Chart Analysis of Crude Oil
Log chart has been taken for Brent Crude Oil (UKOIL) from 1975 to the current period here, instead of a linear chart, because the log chart shows moves based on percentages, not on absolute amounts. When prices double from ₹10 to ₹20 or from ₹100 to ₹200, both are 100% moves. In the log chart, both moves look the same size because both are 100%. In a normal or linear chart, the ₹100 to ₹200 move looks 10x bigger on screen because it’s a ₹100 move vs a ₹10 move.
A further monthly line chart has been taken, as it would reduce the daily and weekly noises, and it further smooths out short-term volatility and highlights major structural trends (booms and crashes).

Historically, rather than showing a steady, long-term trend, Brent crude prices have moved within a broad but recurring range, showing high volatility and cyclical swings.
Over the past 4 decades, from 1985 to 2025, prices typically oscillated between $20 and $120 per barrel, rarely sustaining outside this zone for long.
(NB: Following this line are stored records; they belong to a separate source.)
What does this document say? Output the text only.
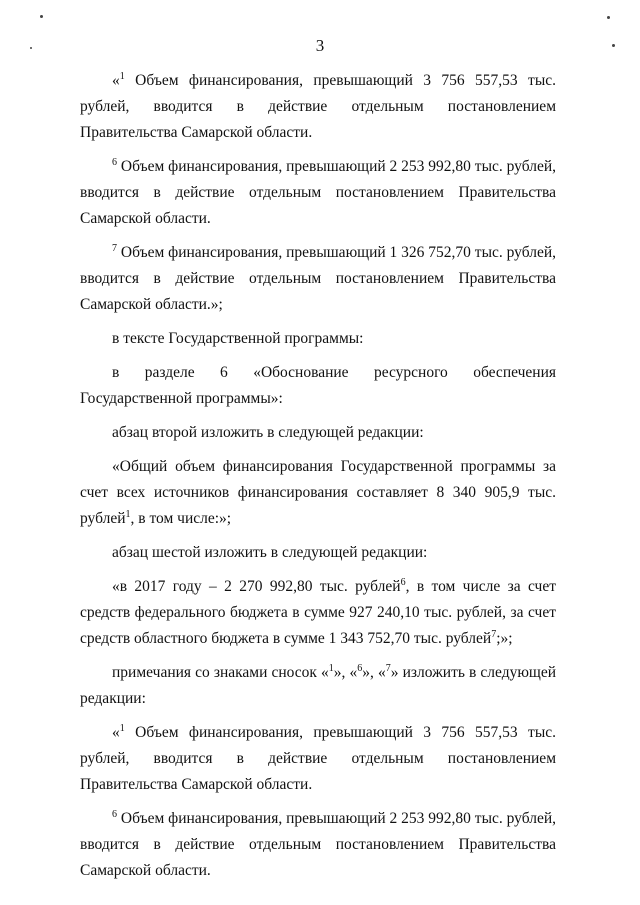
3

«$^1$ Объем финансирования, превышающий 3 756 557,53 тыс. рублей, вводится в действие отдельным постановлением Правительства Самарской области.

$^6$ Объем финансирования, превышающий 2 253 992,80 тыс. рублей, вводится в действие отдельным постановлением Правительства Самарской области.

$^7$ Объем финансирования, превышающий 1 326 752,70 тыс. рублей, вводится в действие отдельным постановлением Правительства Самарской области.»;

в тексте Государственной программы:

в разделе 6 «Обоснование ресурсного обеспечения Государственной программы»:

абзац второй изложить в следующей редакции:

«Общий объем финансирования Государственной программы за счет всех источников финансирования составляет 8 340 905,9 тыс. рублей$^1$, в том числе:»;

абзац шестой изложить в следующей редакции:

«в 2017 году – 2 270 992,80 тыс. рублей$^6$, в том числе за счет средств федерального бюджета в сумме 927 240,10 тыс. рублей, за счет средств областного бюджета в сумме 1 343 752,70 тыс. рублей$^7$;»;

примечания со знаками сносок «$^1$», «$^6$», «$^7$» изложить в следующей редакции:

«$^1$ Объем финансирования, превышающий 3 756 557,53 тыс. рублей, вводится в действие отдельным постановлением Правительства Самарской области.

$^6$ Объем финансирования, превышающий 2 253 992,80 тыс. рублей, вводится в действие отдельным постановлением Правительства Самарской области.
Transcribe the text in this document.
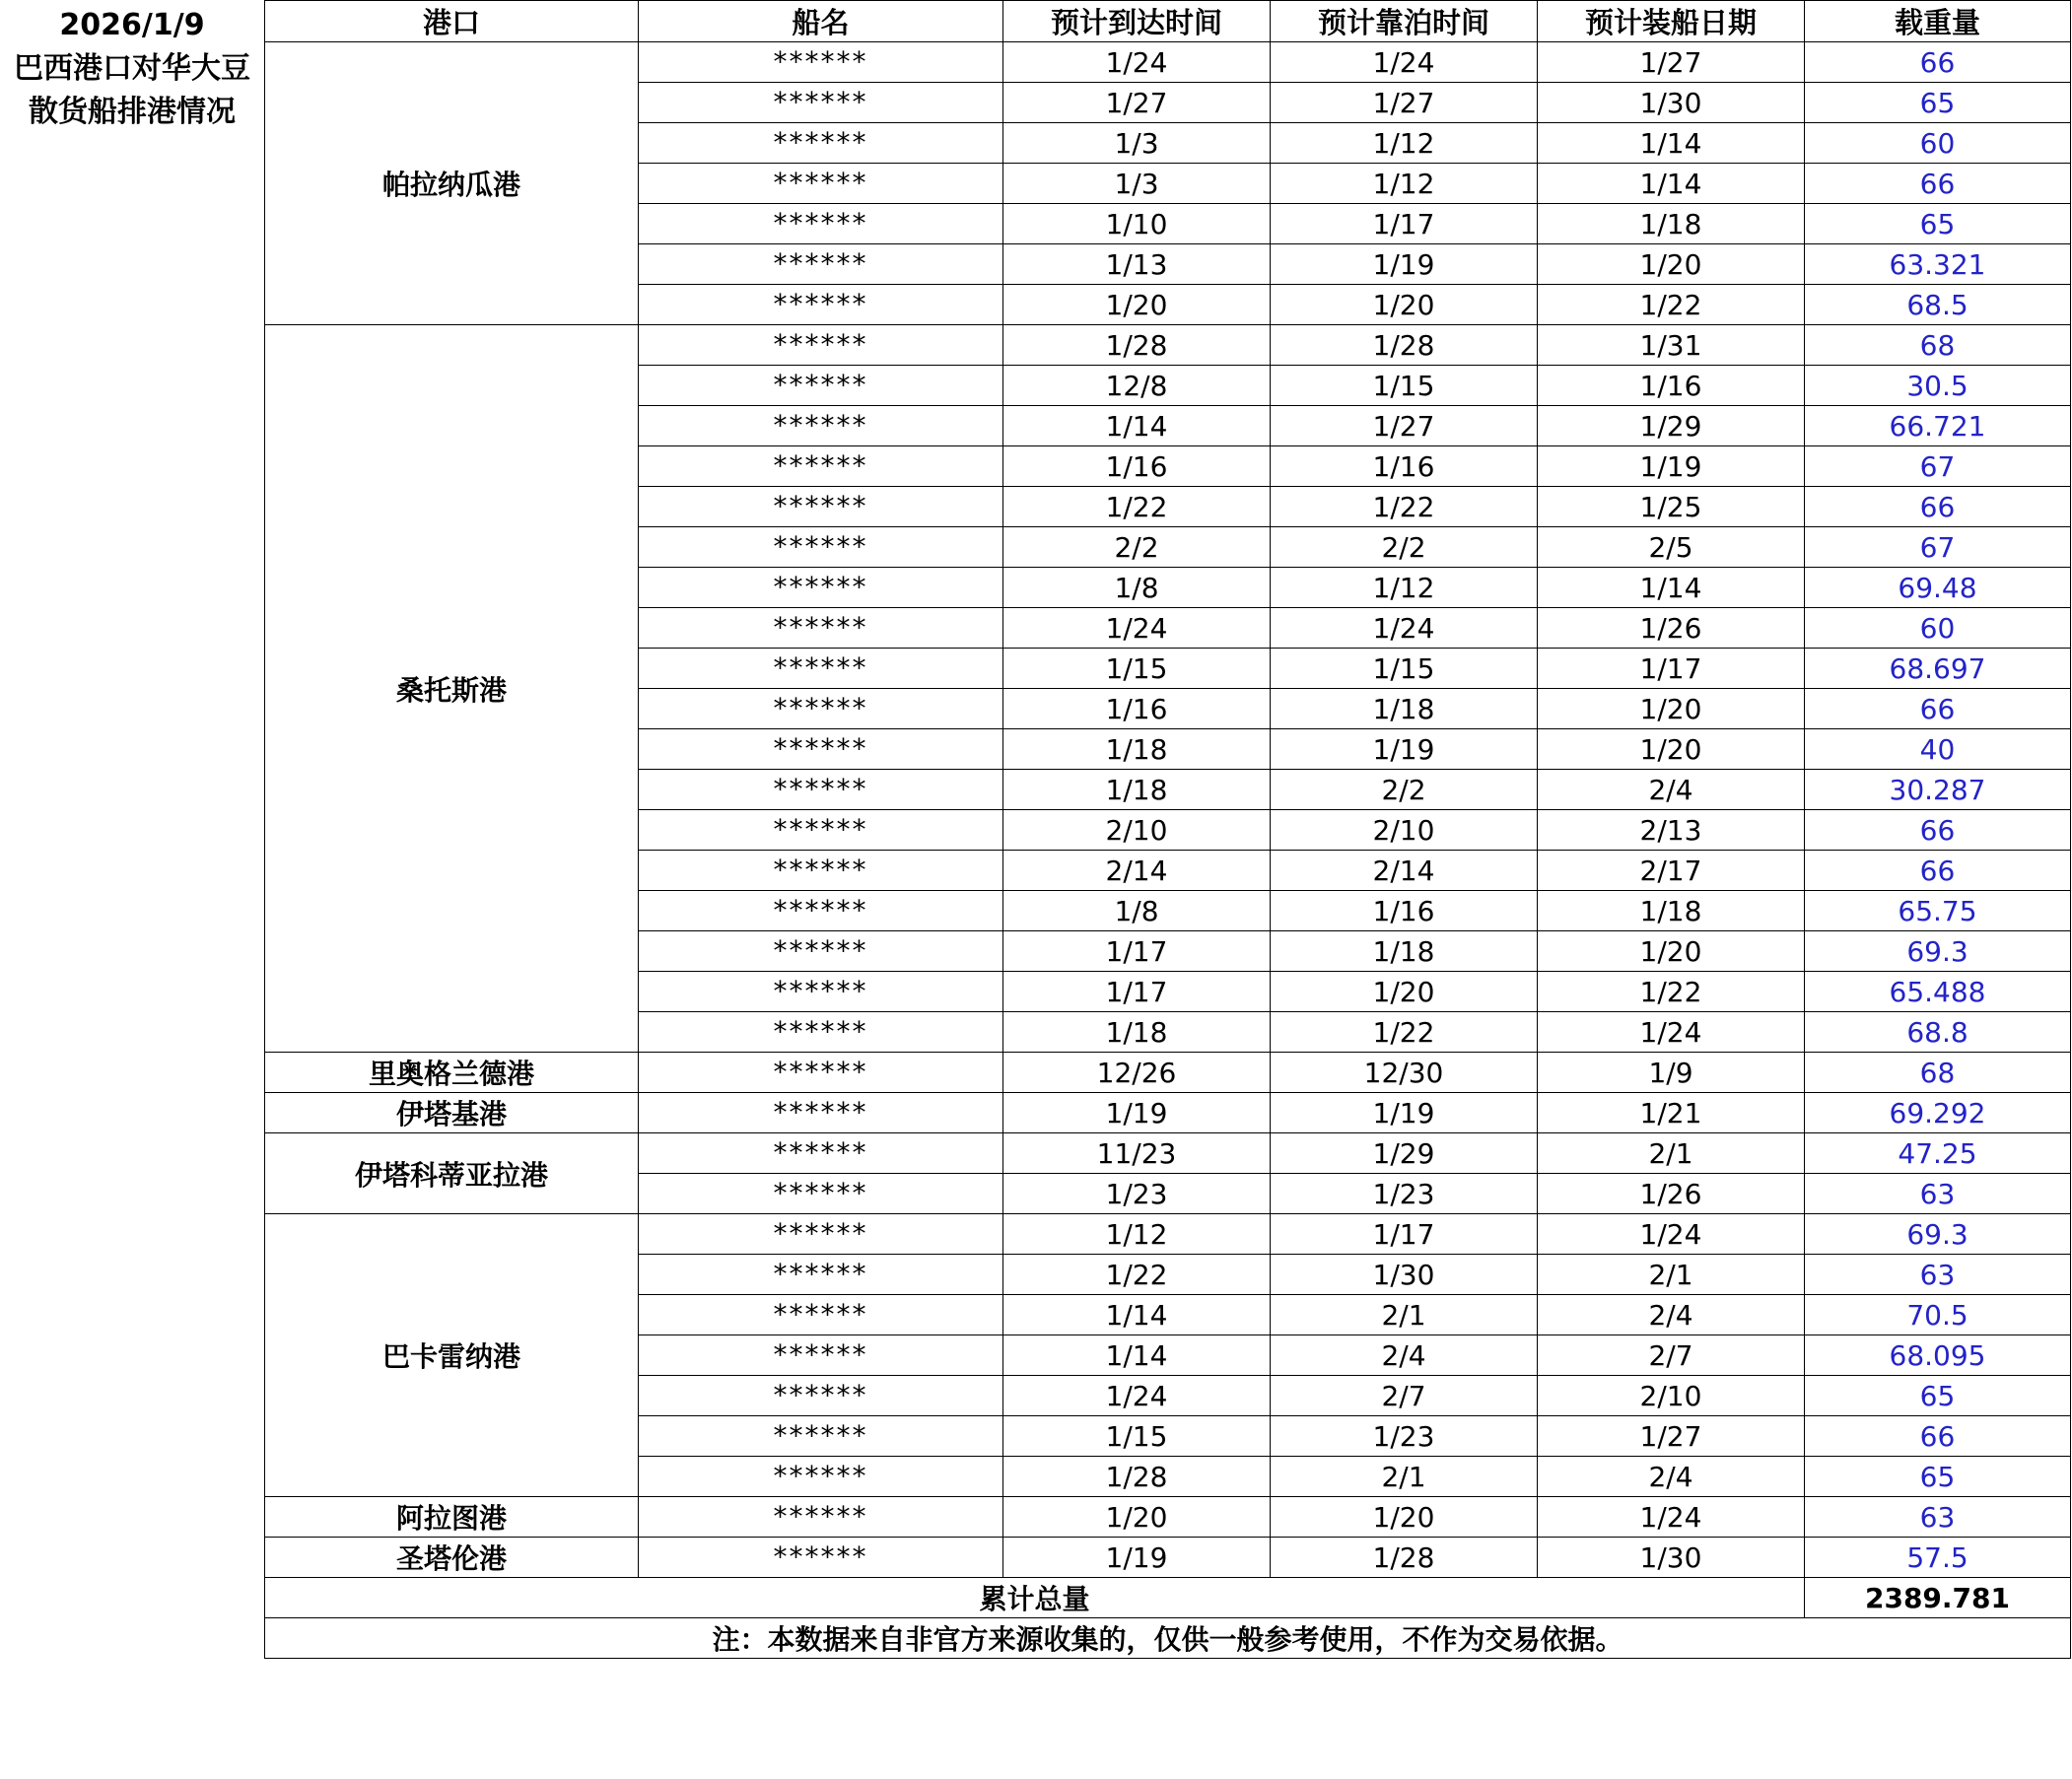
2026/1/9
巴西港口对华大豆
散货船排港情况
港口	船名	预计到达时间	预计靠泊时间	预计装船日期	载重量
帕拉纳瓜港	******	1/24	1/24	1/27	66
	******	1/27	1/27	1/30	65
	******	1/3	1/12	1/14	60
	******	1/3	1/12	1/14	66
	******	1/10	1/17	1/18	65
	******	1/13	1/19	1/20	63.321
	******	1/20	1/20	1/22	68.5
桑托斯港	******	1/28	1/28	1/31	68
	******	12/8	1/15	1/16	30.5
	******	1/14	1/27	1/29	66.721
	******	1/16	1/16	1/19	67
	******	1/22	1/22	1/25	66
	******	2/2	2/2	2/5	67
	******	1/8	1/12	1/14	69.48
	******	1/24	1/24	1/26	60
	******	1/15	1/15	1/17	68.697
	******	1/16	1/18	1/20	66
	******	1/18	1/19	1/20	40
	******	1/18	2/2	2/4	30.287
	******	2/10	2/10	2/13	66
	******	2/14	2/14	2/17	66
	******	1/8	1/16	1/18	65.75
	******	1/17	1/18	1/20	69.3
	******	1/17	1/20	1/22	65.488
	******	1/18	1/22	1/24	68.8
里奥格兰德港	******	12/26	12/30	1/9	68
伊塔基港	******	1/19	1/19	1/21	69.292
伊塔科蒂亚拉港	******	11/23	1/29	2/1	47.25
	******	1/23	1/23	1/26	63
巴卡雷纳港	******	1/12	1/17	1/24	69.3
	******	1/22	1/30	2/1	63
	******	1/14	2/1	2/4	70.5
	******	1/14	2/4	2/7	68.095
	******	1/24	2/7	2/10	65
	******	1/15	1/23	1/27	66
	******	1/28	2/1	2/4	65
阿拉图港	******	1/20	1/20	1/24	63
圣塔伦港	******	1/19	1/28	1/30	57.5
累计总量					2389.781
注：本数据来自非官方来源收集的，仅供一般参考使用，不作为交易依据。					
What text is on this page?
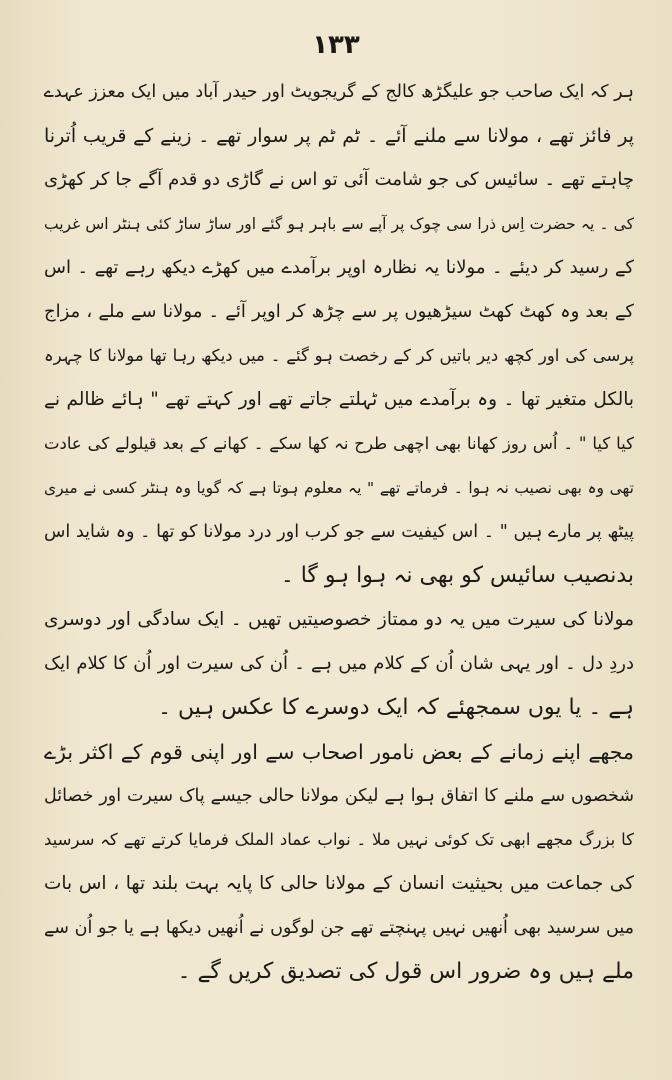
۱۳۳
ہر کہ ایک صاحب جو علیگڑھ کالج کے گریجویٹ اور حیدر آباد میں ایک معزز عہدے
پر فائز تھے ، مولانا سے ملنے آئے ۔ ٹم ٹم پر سوار تھے ۔ زینے کے قریب اُترنا
چاہتے تھے ۔ سائیس کی جو شامت آئی تو اس نے گاڑی دو قدم آگے جا کر کھڑی
کی ۔ یہ حضرت اِس ذرا سی چوک پر آپے سے باہر ہو گئے اور ساڑ ساڑ کئی ہنٹر اس غریب
کے رسید کر دیئے ۔ مولانا یہ نظارہ اوپر برآمدے میں کھڑے دیکھ رہے تھے ۔ اس
کے بعد وہ کھٹ کھٹ سیڑھیوں پر سے چڑھ کر اوپر آئے ۔ مولانا سے ملے ، مزاج
پرسی کی اور کچھ دیر باتیں کر کے رخصت ہو گئے ۔ میں دیکھ رہا تھا مولانا کا چہرہ
بالکل متغیر تھا ۔ وہ برآمدے میں ٹہلتے جاتے تھے اور کہتے تھے " ہائے ظالم نے
کیا کیا " ۔ اُس روز کھانا بھی اچھی طرح نہ کھا سکے ۔ کھانے کے بعد قیلولے کی عادت
تھی وہ بھی نصیب نہ ہوا ۔ فرماتے تھے " یہ معلوم ہوتا ہے کہ گویا وہ ہنٹر کسی نے میری
پیٹھ پر مارے ہیں " ۔ اس کیفیت سے جو کرب اور درد مولانا کو تھا ۔ وہ شاید اس
بدنصیب سائیس کو بھی نہ ہوا ہو گا ۔
مولانا کی سیرت میں یہ دو ممتاز خصوصیتیں تھیں ۔ ایک سادگی اور دوسری
دردِ دل ۔ اور یہی شان اُن کے کلام میں ہے ۔ اُن کی سیرت اور اُن کا کلام ایک
ہے ۔ یا یوں سمجھئے کہ ایک دوسرے کا عکس ہیں ۔
مجھے اپنے زمانے کے بعض نامور اصحاب سے اور اپنی قوم کے اکثر بڑے
شخصوں سے ملنے کا اتفاق ہوا ہے لیکن مولانا حالی جیسے پاک سیرت اور خصائل
کا بزرگ مجھے ابھی تک کوئی نہیں ملا ۔ نواب عماد الملک فرمایا کرتے تھے کہ سرسید
کی جماعت میں بحیثیت انسان کے مولانا حالی کا پایہ بہت بلند تھا ، اس بات
میں سرسید بھی اُنھیں نہیں پہنچتے تھے جن لوگوں نے اُنھیں دیکھا ہے یا جو اُن سے
ملے ہیں وہ ضرور اس قول کی تصدیق کریں گے ۔
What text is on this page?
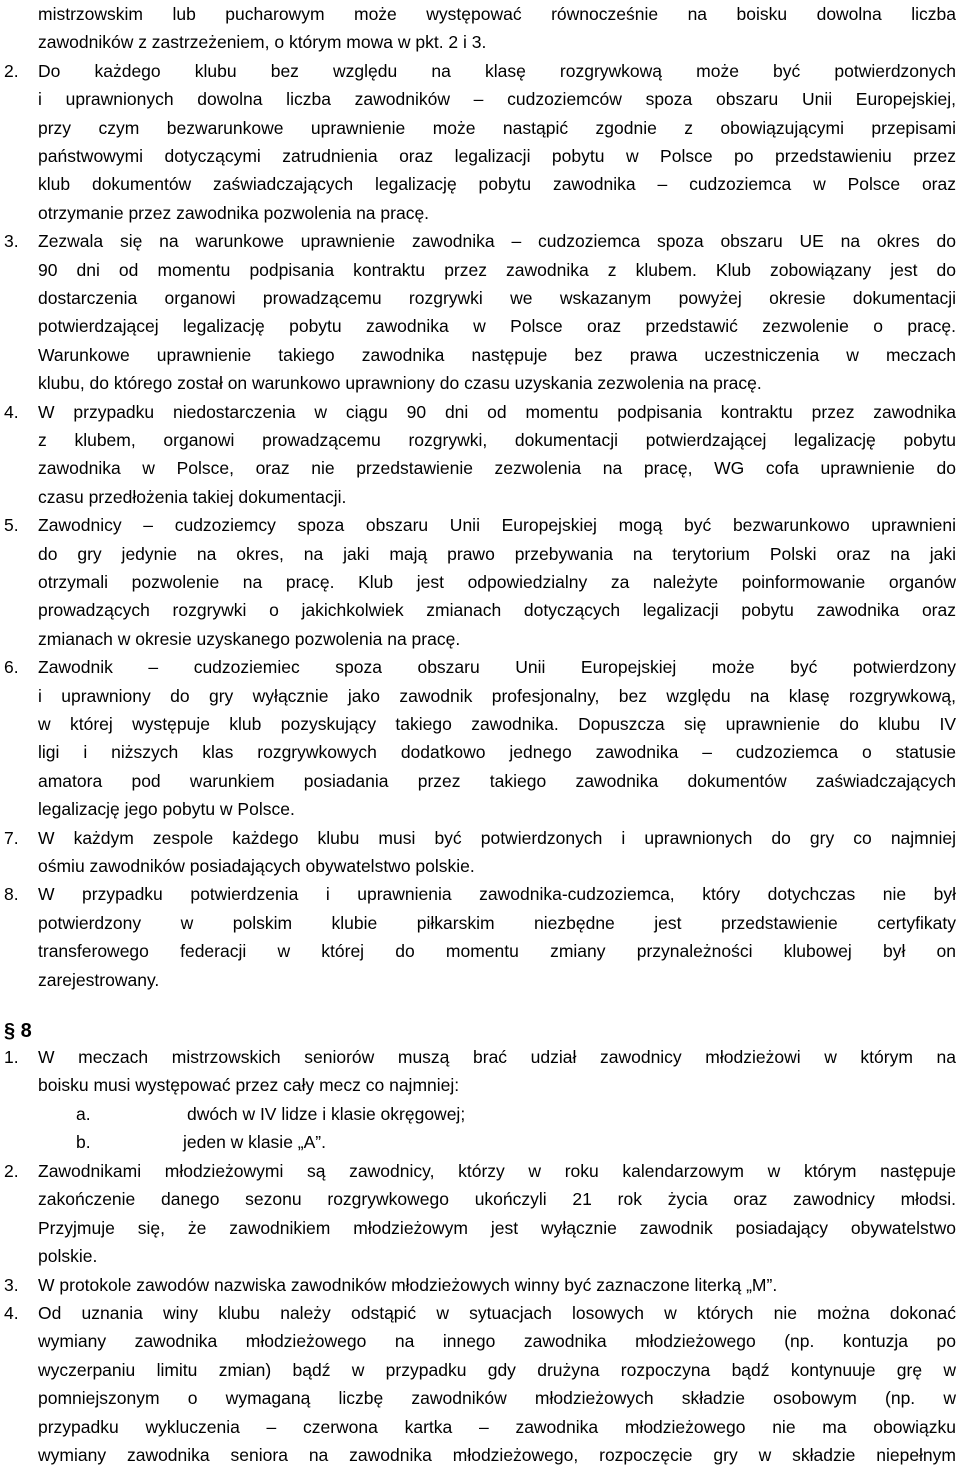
mistrzowskim lub pucharowym może występować równocześnie na boisku dowolna liczba
zawodników z zastrzeżeniem, o którym mowa w pkt. 2 i 3.
2. Do każdego klubu bez względu na klasę rozgrywkową może być potwierdzonych
i uprawnionych dowolna liczba zawodników – cudzoziemców spoza obszaru Unii Europejskiej,
przy czym bezwarunkowe uprawnienie może nastąpić zgodnie z obowiązującymi przepisami
państwowymi dotyczącymi zatrudnienia oraz legalizacji pobytu w Polsce po przedstawieniu przez
klub dokumentów zaświadczających legalizację pobytu zawodnika – cudzoziemca w Polsce oraz
otrzymanie przez zawodnika pozwolenia na pracę.
3. Zezwala się na warunkowe uprawnienie zawodnika – cudzoziemca spoza obszaru UE na okres do
90 dni od momentu podpisania kontraktu przez zawodnika z klubem. Klub zobowiązany jest do
dostarczenia organowi prowadzącemu rozgrywki we wskazanym powyżej okresie dokumentacji
potwierdzającej legalizację pobytu zawodnika w Polsce oraz przedstawić zezwolenie o pracę.
Warunkowe uprawnienie takiego zawodnika następuje bez prawa uczestniczenia w meczach
klubu, do którego został on warunkowo uprawniony do czasu uzyskania zezwolenia na pracę.
4. W przypadku niedostarczenia w ciągu 90 dni od momentu podpisania kontraktu przez zawodnika
z klubem, organowi prowadzącemu rozgrywki, dokumentacji potwierdzającej legalizację pobytu
zawodnika w Polsce, oraz nie przedstawienie zezwolenia na pracę, WG cofa uprawnienie do
czasu przedłożenia takiej dokumentacji.
5. Zawodnicy – cudzoziemcy spoza obszaru Unii Europejskiej mogą być bezwarunkowo uprawnieni
do gry jedynie na okres, na jaki mają prawo przebywania na terytorium Polski oraz na jaki
otrzymali pozwolenie na pracę. Klub jest odpowiedzialny za należyte poinformowanie organów
prowadzących rozgrywki o jakichkolwiek zmianach dotyczących legalizacji pobytu zawodnika oraz
zmianach w okresie uzyskanego pozwolenia na pracę.
6. Zawodnik – cudzoziemiec spoza obszaru Unii Europejskiej może być potwierdzony
i uprawniony do gry wyłącznie jako zawodnik profesjonalny, bez względu na klasę rozgrywkową,
w której występuje klub pozyskujący takiego zawodnika. Dopuszcza się uprawnienie do klubu IV
ligi i niższych klas rozgrywkowych dodatkowo jednego zawodnika – cudzoziemca o statusie
amatora pod warunkiem posiadania przez takiego zawodnika dokumentów zaświadczających
legalizację jego pobytu w Polsce.
7. W każdym zespole każdego klubu musi być potwierdzonych i uprawnionych do gry co najmniej
ośmiu zawodników posiadających obywatelstwo polskie.
8. W przypadku potwierdzenia i uprawnienia zawodnika-cudzoziemca, który dotychczas nie był
potwierdzony w polskim klubie piłkarskim niezbędne jest przedstawienie certyfikaty
transferowego federacji w której do momentu zmiany przynależności klubowej był on
zarejestrowany.
§ 8
1. W meczach mistrzowskich seniorów muszą brać udział zawodnicy młodzieżowi w którym na
boisku musi występować przez cały mecz co najmniej:
a.	dwóch w IV lidze i klasie okręgowej;
b.	jeden w klasie „A”.
2. Zawodnikami młodzieżowymi są zawodnicy, którzy w roku kalendarzowym w którym następuje
zakończenie danego sezonu rozgrywkowego ukończyli 21 rok życia oraz zawodnicy młodsi.
Przyjmuje się, że zawodnikiem młodzieżowym jest wyłącznie zawodnik posiadający obywatelstwo
polskie.
3. W protokole zawodów nazwiska zawodników młodzieżowych winny być zaznaczone literką „M”.
4. Od uznania winy klubu należy odstąpić w sytuacjach losowych w których nie można dokonać
wymiany zawodnika młodzieżowego na innego zawodnika młodzieżowego (np. kontuzja po
wyczerpaniu limitu zmian) bądź w przypadku gdy drużyna rozpoczyna bądź kontynuuje grę w
pomniejszonym o wymaganą liczbę zawodników młodzieżowych składzie osobowym (np. w
przypadku wykluczenia – czerwona kartka – zawodnika młodzieżowego nie ma obowiązku
wymiany zawodnika seniora na zawodnika młodzieżowego, rozpoczęcie gry w składzie niepełnym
The market shows a boom and bust rhythm, where sharp rallies are followed by equally steep declines. During uptrends, prices often rise exponentially as global demand tightens or supply disruptions occur, leading to excited peaks. However, these surges are hardly stable. Once high prices attract additional production or weaken production, they trigger a reversal, pulling prices lower.
Brent crude tends to mean-revert around a central value band, commonly between $50 and $70 per barrel. This range acts as a long-term equilibrium where supply and demand remain balanced.
In crux, Brent crude’s price history reflects a sideways market with a high magnitude of explosive growth and collapse within a long-term horizontal structure.
In conclusion, crude oil is not a linear asset that compounds value over time; instead, it is governed by cycles of excess and correction.